In declaring that he felt “trembly and feverish to be so close to freedom,” Jim uses a hyperbole to explain the extreme excitement and joy that comes from leaving a life of slavery behind him. By using hyperbolic language here, Twain establishes how high the stakes were for runaway enslaved people. Jim has never known freedom in his life and suddenly it is so close that he feels it in his body.
Huck’s guilt about helping Jim escape slavery only emerge as a result of Jim’s use of a hyperbole. In hearing Jim describe his extreme feelings, Huck can better understand his own extreme feelings of angst about helping Jim—as a white child in the pre-Civil War American South, Huck has been taught that helping Black people escape is morally wrong. Going against his “values” makes him also feel trembly and feverish, an experience that shifts over the course of the book as he comes to develop his own moral compass.

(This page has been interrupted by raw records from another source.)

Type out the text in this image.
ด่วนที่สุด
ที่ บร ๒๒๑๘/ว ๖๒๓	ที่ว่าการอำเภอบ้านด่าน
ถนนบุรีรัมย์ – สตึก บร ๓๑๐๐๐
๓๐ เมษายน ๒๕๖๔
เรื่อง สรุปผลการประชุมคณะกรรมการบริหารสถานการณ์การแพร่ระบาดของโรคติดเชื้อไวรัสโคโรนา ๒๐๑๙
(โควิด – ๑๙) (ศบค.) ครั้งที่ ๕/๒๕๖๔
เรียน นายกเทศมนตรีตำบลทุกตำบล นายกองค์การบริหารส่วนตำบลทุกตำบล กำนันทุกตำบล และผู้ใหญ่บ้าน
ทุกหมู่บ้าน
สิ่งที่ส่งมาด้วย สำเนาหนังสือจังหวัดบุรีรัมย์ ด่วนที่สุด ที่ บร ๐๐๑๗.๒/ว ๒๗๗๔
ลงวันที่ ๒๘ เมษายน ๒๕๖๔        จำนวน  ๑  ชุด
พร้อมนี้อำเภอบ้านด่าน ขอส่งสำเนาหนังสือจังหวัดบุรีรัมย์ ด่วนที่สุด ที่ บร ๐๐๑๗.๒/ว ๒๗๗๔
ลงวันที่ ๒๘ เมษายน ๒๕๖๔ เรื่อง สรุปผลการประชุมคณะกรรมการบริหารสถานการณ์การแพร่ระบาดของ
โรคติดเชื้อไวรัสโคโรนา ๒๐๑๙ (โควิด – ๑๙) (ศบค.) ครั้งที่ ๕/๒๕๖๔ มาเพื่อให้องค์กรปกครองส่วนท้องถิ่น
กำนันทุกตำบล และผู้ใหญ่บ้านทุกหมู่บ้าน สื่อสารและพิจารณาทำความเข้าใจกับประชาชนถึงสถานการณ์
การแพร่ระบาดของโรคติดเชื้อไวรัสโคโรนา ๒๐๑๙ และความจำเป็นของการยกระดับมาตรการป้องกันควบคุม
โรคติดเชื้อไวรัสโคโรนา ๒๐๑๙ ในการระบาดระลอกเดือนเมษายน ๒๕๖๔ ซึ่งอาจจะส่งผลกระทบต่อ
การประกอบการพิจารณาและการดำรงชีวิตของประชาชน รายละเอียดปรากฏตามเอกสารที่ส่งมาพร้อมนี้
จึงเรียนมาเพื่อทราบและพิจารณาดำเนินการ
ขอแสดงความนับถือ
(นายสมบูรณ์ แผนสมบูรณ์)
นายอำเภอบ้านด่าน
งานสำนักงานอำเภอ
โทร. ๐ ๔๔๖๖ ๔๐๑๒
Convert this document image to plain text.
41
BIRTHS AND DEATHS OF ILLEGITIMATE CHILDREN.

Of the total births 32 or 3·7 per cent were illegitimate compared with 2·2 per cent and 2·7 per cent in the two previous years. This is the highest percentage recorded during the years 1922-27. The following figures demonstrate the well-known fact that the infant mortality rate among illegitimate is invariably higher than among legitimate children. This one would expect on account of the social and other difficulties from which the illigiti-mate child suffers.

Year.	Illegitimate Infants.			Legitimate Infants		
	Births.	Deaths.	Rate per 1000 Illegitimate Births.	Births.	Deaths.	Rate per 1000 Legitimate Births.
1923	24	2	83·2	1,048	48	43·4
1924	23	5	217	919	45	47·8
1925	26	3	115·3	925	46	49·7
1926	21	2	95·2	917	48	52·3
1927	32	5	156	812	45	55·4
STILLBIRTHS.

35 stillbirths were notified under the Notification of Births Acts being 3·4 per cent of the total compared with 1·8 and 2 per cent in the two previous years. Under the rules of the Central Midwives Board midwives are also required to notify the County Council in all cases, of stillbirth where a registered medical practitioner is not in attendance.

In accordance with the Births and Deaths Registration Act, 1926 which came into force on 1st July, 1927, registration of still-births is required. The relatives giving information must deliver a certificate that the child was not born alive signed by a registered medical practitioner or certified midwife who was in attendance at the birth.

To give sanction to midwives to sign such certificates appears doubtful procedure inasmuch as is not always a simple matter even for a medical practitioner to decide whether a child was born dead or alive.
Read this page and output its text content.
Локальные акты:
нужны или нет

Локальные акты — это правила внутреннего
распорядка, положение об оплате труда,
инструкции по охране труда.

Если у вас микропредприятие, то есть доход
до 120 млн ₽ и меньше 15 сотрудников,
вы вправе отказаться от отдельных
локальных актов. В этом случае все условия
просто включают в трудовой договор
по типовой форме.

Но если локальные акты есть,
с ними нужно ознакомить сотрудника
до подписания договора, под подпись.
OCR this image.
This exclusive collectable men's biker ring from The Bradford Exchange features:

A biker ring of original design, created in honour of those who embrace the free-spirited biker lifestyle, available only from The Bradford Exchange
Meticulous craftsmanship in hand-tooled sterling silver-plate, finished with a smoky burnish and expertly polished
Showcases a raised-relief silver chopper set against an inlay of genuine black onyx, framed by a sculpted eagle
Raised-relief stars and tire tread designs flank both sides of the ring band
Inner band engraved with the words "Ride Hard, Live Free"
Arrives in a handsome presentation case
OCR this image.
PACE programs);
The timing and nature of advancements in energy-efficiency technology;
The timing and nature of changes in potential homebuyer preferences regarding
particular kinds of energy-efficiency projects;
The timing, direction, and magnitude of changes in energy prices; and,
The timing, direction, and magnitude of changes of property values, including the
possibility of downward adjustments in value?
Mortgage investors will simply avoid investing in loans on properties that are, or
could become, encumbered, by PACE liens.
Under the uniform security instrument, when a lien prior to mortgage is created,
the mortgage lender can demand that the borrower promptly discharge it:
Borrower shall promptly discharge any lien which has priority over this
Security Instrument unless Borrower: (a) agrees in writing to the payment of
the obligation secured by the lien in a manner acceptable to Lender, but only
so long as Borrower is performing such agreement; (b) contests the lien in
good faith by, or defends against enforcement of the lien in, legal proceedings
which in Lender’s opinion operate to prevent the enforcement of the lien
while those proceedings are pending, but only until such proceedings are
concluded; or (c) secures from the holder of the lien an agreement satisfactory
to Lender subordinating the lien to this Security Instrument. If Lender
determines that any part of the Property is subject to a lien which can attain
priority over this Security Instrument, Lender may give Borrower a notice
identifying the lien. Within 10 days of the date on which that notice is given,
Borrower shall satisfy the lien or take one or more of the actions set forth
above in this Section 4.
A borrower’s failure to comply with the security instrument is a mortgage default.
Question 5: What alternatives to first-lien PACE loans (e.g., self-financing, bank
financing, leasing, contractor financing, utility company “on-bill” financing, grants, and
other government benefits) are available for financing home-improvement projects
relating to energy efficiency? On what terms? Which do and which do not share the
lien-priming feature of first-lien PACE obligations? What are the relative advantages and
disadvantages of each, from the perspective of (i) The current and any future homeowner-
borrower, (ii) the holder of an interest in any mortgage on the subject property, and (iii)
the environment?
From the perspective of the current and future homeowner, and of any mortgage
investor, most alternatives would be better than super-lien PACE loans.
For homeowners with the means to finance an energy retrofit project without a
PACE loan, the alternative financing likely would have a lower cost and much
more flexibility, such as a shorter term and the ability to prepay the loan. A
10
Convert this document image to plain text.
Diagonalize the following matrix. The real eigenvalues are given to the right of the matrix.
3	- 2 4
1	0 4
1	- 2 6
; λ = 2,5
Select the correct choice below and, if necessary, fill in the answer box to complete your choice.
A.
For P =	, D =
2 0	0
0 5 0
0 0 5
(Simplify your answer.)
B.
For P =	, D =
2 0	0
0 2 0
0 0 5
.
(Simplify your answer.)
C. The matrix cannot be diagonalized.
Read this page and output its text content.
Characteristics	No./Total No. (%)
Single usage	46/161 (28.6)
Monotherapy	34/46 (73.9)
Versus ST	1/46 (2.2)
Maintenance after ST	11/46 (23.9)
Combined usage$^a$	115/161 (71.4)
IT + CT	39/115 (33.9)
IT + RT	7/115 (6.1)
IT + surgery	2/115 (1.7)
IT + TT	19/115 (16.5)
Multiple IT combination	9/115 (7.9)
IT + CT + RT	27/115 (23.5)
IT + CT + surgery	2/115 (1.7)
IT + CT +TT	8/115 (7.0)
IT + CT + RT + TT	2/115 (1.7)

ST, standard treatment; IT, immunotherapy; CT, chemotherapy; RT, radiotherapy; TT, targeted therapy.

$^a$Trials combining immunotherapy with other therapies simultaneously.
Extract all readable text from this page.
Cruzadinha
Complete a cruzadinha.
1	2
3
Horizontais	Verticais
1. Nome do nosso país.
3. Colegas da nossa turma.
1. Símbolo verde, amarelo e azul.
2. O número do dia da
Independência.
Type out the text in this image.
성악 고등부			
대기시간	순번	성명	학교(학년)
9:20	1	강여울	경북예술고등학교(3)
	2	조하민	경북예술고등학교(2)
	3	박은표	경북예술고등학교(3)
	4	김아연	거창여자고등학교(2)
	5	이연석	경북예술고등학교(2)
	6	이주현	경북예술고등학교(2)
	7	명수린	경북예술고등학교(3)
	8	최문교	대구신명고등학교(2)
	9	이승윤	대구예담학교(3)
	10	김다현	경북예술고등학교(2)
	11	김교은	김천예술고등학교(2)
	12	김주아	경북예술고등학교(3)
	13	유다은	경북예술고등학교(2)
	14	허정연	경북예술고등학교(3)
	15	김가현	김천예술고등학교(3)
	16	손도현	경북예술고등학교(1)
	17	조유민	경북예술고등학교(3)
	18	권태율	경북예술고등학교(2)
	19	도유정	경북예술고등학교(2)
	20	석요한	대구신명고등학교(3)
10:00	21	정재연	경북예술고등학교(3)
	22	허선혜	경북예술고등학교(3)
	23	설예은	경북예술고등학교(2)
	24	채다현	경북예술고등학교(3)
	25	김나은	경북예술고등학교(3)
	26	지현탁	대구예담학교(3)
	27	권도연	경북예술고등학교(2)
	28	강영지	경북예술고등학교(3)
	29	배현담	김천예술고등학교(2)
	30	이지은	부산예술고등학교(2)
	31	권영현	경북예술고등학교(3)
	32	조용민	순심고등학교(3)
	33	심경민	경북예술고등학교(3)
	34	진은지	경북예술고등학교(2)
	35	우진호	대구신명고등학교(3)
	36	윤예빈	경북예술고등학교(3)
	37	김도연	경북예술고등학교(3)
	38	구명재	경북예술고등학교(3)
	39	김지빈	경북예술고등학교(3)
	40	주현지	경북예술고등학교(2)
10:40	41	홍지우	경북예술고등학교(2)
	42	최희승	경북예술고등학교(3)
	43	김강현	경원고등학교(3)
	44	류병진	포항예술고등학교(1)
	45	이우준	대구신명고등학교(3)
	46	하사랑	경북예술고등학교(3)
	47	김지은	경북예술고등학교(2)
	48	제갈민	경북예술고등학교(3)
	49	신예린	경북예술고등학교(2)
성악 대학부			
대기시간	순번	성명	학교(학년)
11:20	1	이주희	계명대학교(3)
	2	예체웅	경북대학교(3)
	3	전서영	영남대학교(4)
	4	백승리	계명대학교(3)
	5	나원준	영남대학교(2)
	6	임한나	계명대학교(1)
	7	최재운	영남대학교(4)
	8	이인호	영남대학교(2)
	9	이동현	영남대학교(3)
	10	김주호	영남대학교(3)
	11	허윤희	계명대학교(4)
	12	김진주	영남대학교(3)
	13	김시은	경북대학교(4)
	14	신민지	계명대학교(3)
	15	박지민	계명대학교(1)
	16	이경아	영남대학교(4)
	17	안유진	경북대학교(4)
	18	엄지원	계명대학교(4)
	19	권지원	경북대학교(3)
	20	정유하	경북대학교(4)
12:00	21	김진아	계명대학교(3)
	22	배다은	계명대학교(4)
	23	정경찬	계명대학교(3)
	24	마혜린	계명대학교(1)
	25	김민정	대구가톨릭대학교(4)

Huck narrates the novel in a Pine Country Southern vernacular and, as such, often speaks with exaggerated, hyperbolic language. For example, when Huck reunites with Jim on the raft after escaping a mob of angry townspeople who have been scammed by the duke and the king, he describes his experience as follows:
Jim lit out, and was a-coming for me with both arms spread, he was so full of joy; but when I glimpsed him in the lightning my heart shot up in my mouth and I went overboard backwards; for I forgot he was old King Lear and a drownded A-rab all in one, and it most scared the livers and lights out of me.
The phrases “my heart shot up in my mouth” and “it most scared the livers and lights out of me” are two examples of hyperbole, in that Huck uses exaggerated language to emphasize an extreme internal experience. Though neither of these descriptions is literally true, they capture the extreme fear Huck feels in that moment.
In choosing to highlight Huck’s extremely unsettled reaction in a moment that otherwise would have been a joyful one (Huck and Jim are happy to be reunited and alone on the raft), Twain signals that something is amiss. It is therefore less surprising when Huck and Jim discover that they are not actually going to be free of the duke and the king (or their schemes) when the two con men make it back to the raft just in time. Their attempts to be joyful and free alone together are thwarted yet again.